SMMUSD HDQTRS — Superintendent Tim Cuneo publicly apologized at the Board of Education meeting Thursday for a confidential memo leaked last week that labeled three people associated with special education as potential saboteurs.
In his statement, Cuneo stated that he had never meant to offend or demean the three people — Tricia Crane, Lee Jones and Claudia Landis — and continued to acknowledge the contributions that they had made to the special education program.
“I am sorry and hope that this error on my part will not hinder us in working together for all students in the district,” Cuneo said.
The memo went out to members of the school board nearly a month ago, but was leaked to the media in late February.
In it, Cuneo informed the board that Crane, Jones and Landis had all resigned from the Special Education Taskforce, a group formed to create a strategy to implement the changes to the special education program suggested in a report issued in 2008 by an independent analyst, Lou Barber & Associates.
The Lou Barber report identified 27 ways in which the district could improve its special education program, which had come under fire for being secretive and hostile to parents, forcing some to sign confidentiality agreements preventing them from talking about services provided to their child.
All three stated in their letters of resignation that they felt that the work of the committee didn’t go far enough to reform what they viewed as deficiencies in the educational part of the program, and that they didn’t want their names on the final report.

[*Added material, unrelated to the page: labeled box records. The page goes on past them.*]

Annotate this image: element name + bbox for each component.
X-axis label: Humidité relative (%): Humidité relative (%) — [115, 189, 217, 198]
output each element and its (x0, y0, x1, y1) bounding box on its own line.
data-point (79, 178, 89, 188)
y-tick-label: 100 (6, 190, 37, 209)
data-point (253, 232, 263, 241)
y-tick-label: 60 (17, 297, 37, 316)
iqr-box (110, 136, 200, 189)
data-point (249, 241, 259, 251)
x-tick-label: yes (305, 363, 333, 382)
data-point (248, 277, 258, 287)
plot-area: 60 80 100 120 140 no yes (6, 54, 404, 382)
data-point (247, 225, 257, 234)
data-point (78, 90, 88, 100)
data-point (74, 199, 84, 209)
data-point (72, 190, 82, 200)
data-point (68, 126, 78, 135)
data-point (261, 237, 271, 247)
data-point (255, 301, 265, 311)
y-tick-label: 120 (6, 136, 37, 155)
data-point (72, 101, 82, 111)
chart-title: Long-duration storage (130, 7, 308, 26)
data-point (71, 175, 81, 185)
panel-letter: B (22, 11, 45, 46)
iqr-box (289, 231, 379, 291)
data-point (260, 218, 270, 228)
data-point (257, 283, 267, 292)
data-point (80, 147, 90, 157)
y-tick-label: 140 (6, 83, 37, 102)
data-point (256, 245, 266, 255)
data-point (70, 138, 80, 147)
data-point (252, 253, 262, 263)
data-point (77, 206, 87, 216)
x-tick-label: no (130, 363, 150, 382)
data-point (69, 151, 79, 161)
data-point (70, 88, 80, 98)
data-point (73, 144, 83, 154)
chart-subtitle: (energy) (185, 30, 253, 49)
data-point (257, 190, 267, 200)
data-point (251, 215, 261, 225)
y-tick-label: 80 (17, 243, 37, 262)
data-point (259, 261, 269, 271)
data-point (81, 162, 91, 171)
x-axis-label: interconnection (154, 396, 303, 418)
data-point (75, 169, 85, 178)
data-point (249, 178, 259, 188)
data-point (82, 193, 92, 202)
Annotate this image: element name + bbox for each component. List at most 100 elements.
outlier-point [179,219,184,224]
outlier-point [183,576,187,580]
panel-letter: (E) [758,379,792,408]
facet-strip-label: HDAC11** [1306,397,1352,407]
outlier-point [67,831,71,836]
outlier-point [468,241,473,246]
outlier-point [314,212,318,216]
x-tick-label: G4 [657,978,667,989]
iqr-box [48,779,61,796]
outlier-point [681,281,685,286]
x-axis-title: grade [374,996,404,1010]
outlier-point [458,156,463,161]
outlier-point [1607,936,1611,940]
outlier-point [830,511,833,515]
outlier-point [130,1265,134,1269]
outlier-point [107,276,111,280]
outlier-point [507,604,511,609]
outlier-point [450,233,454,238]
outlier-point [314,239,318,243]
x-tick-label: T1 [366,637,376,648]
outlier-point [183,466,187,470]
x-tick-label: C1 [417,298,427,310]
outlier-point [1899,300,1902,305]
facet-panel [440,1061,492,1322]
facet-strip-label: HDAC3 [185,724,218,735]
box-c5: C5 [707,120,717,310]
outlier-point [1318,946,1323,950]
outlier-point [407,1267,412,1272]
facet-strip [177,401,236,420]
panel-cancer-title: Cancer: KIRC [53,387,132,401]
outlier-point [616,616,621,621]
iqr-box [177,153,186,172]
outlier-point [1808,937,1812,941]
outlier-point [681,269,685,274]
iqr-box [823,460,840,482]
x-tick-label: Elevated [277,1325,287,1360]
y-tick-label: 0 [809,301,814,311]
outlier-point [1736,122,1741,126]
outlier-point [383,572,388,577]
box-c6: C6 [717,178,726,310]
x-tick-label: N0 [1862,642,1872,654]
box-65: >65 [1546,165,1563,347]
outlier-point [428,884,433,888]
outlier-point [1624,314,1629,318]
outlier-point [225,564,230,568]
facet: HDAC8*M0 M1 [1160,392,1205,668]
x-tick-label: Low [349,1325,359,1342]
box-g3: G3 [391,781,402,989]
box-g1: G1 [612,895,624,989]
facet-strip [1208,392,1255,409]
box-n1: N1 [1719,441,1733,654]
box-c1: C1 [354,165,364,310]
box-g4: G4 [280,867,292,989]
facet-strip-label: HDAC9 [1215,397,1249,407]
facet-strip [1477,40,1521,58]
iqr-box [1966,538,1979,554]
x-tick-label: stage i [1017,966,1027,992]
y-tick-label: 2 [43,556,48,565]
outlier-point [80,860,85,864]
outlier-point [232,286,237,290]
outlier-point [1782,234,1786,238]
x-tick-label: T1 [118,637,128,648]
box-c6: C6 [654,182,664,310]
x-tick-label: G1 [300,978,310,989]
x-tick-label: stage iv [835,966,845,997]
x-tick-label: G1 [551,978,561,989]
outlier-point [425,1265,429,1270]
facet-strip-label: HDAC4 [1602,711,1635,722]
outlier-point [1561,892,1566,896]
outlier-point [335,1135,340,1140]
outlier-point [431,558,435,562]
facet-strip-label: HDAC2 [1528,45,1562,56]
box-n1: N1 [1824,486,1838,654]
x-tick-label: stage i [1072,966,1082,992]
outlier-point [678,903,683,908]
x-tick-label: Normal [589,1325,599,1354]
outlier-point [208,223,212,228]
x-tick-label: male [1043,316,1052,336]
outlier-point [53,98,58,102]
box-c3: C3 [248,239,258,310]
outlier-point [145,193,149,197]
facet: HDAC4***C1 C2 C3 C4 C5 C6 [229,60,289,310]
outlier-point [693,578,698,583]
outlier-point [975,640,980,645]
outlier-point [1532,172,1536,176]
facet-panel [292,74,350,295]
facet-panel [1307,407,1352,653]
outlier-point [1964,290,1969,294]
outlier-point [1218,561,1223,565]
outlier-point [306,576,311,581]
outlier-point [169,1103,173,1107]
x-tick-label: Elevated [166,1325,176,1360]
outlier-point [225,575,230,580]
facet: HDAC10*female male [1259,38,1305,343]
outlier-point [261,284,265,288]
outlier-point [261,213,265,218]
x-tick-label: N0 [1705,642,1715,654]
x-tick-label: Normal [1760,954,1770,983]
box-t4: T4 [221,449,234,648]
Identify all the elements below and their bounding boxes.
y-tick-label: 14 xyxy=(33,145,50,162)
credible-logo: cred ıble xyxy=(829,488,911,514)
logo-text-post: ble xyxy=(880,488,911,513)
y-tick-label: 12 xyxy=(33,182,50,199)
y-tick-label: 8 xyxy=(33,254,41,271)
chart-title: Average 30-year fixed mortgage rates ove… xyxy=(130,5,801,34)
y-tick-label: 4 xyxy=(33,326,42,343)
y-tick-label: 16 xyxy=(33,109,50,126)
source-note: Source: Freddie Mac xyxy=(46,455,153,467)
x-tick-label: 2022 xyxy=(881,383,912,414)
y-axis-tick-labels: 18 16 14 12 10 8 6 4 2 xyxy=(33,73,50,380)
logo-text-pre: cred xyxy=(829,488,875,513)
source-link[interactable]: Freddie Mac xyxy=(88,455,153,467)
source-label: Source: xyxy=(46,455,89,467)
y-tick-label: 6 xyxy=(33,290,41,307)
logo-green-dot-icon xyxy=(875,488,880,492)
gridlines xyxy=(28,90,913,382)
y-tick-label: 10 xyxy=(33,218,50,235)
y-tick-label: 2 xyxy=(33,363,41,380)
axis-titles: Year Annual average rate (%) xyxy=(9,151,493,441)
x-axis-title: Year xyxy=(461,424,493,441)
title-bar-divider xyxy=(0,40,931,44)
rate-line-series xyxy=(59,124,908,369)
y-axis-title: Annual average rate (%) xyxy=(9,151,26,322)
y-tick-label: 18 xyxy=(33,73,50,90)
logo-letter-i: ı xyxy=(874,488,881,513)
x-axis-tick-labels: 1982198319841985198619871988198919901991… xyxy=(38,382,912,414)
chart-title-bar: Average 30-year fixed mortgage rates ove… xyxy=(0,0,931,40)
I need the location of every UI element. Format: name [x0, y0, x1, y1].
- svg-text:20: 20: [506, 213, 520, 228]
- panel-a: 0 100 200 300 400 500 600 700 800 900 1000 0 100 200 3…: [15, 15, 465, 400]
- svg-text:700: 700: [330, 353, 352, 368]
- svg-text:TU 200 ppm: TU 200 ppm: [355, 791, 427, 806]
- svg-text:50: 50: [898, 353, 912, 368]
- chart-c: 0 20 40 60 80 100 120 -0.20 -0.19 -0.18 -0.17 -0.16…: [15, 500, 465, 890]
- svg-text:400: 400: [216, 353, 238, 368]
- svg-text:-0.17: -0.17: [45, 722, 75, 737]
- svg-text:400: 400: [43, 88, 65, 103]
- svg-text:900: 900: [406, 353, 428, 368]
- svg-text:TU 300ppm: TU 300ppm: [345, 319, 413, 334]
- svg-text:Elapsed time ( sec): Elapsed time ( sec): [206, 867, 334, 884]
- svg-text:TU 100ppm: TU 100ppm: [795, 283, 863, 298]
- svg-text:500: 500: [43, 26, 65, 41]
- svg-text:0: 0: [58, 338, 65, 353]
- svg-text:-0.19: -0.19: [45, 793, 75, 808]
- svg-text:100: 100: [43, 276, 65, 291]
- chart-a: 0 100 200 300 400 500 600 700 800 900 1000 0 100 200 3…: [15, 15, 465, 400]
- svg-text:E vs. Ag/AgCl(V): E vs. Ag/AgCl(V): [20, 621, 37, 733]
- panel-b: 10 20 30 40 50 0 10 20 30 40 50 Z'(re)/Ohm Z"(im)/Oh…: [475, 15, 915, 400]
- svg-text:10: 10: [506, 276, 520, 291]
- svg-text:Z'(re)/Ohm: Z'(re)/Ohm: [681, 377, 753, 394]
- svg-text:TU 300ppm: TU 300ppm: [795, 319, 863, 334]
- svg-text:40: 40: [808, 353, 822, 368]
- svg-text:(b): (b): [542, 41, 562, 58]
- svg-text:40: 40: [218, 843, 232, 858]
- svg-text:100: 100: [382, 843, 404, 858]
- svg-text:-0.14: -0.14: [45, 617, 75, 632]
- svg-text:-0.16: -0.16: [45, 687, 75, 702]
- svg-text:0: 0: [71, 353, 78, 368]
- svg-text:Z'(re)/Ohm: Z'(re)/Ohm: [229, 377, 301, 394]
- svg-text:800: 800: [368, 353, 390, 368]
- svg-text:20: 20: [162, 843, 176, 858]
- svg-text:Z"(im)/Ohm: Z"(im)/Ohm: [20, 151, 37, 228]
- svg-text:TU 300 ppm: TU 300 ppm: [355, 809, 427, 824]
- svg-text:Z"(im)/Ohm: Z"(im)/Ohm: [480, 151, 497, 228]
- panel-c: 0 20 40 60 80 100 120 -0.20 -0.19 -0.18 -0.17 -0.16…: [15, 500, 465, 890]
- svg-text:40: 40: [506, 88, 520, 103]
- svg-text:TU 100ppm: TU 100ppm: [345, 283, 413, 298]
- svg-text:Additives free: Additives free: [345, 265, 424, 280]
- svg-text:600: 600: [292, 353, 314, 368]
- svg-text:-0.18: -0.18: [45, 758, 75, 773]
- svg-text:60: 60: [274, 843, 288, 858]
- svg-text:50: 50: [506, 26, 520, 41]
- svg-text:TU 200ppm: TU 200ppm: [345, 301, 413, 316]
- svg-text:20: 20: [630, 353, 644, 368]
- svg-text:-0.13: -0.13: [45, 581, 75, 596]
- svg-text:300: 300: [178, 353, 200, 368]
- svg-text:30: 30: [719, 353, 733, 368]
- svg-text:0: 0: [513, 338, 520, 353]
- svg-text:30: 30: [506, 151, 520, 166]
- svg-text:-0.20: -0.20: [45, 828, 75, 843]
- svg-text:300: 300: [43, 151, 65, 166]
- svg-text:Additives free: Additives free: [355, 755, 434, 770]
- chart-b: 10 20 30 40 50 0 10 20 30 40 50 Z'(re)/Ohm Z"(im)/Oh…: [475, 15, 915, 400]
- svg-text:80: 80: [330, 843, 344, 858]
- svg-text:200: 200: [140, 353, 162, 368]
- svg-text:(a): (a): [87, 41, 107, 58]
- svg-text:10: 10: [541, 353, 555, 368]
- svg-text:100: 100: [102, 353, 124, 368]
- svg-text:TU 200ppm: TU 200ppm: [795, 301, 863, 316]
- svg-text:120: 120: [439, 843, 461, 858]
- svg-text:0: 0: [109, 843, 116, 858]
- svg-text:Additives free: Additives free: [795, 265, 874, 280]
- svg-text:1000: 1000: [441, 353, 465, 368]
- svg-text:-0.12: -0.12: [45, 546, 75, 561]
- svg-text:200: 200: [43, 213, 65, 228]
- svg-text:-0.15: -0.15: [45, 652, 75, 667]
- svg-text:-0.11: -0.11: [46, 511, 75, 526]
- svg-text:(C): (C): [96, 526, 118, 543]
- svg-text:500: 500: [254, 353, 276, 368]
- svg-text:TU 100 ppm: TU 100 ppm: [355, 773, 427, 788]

Chief amongst their complaints was that the report did not reflect a need for substantive programs aimed at addressing specific subject area needs of special education students, including reading and math programs.
“I have grave concerns about the conclusions in the Task Force Report because we never went through the required process of analytic comparison of different programs in core areas,” Landis wrote in an e-mail Friday. “So how can you draw conclusions and create an implementation plan if you haven’t even gone through that analysis?”
Before the meeting, Cuneo reached out to each of the women individually to make amends.
All three told the Daily Press Friday that their focus remained on improving the special education program.
“I have accepted his apology,” Jones said. “I will continue to work to see that struggling students with and without (Individualized Education Programs) will receive an education that will allow them to learn and be productive citizens,” she said.
Although she felt the memo was inappropriate, Crane also focused on the deficiencies in the special education program in her e-mail comments.
“Our lack of programs has been particularly devastating to children whose parents don’t have the financial resources to hire attorneys and fight for outside services,” she wrote.